De esta manera, se decidió mezclar elementos técnicos de planificación con lo mejor de la espiritualidad ignaciana, el discernimiento, para otorgar un tono espiritual a lo que en otros lugares se haría frente tan solo con una encuesta.

Por tanto, la dinámica del primer momento, crear un clima de discernimiento, se llevará adelante durante dos meses. Es decir, cada quincena los jesuitas reciben una Guía y otros documentos para su oración y reflexión. Culminando la quincena, la comunidad se reúne nuevamente para compartir lo sentido, lo vivido, lo reflexionado y luego ser trasmitido a la Comisión de Planificación para su integración y estructuración.

Según el padre Oizumi, algunos superiores de las comunidades en la Consulta Ampliada recibieron con sorpresa este nuevo planteamiento, ya que el discernimiento es visto por muchos como el discernimiento sobre algo concreto.

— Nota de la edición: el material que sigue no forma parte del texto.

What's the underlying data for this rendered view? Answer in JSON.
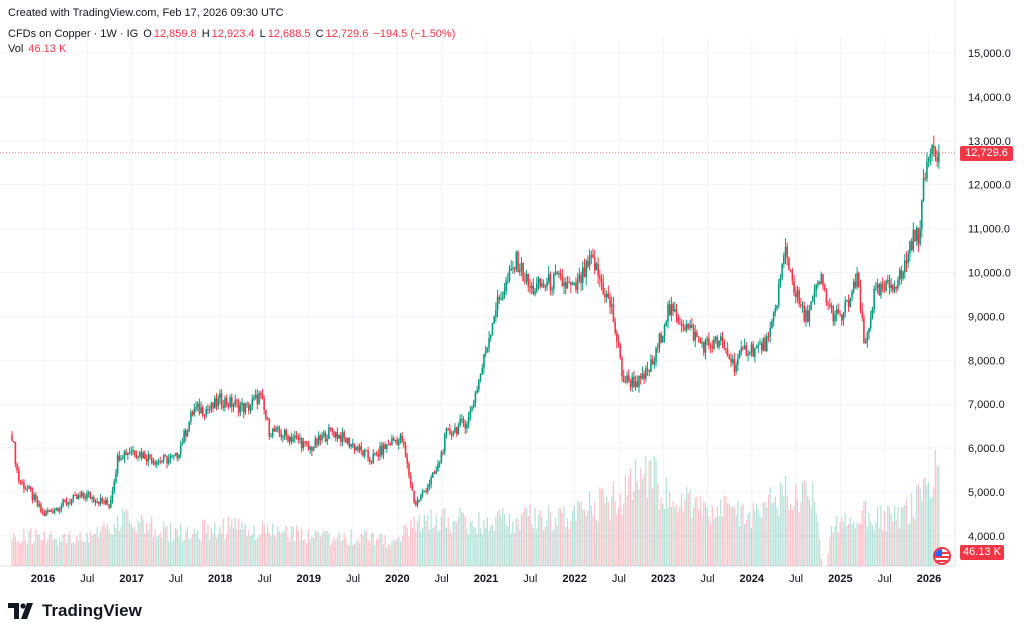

En cambio, el modelo de planificación que estamos llevando adelante propone un discernimiento más complejo donde se trabaja desde una escucha del Espíritu, es decir, oyendo a todas las comunidades como un cuerpo.

“Yo creo que aquí se trata de reavivar lo más profundo la vocación del jesuita,  lo que nos distingue de los demás carismas, la obediencia que no es otra cosa que, lo que estamos haciendo con esta planificación,  la búsqueda de la voluntad de Dios”, concluyó.

En mayo se realizó en Cochabamba la Consulta Ampliada entre el P. Provincial, Osvaldo Chirveches, su Consulta y los superiores de todas las comunidades para abordar la elaboración en conjunto de este proceso de planificación apostólica que regirá a la Compañía de Jesús de Bolivia durante los próximos cinco años.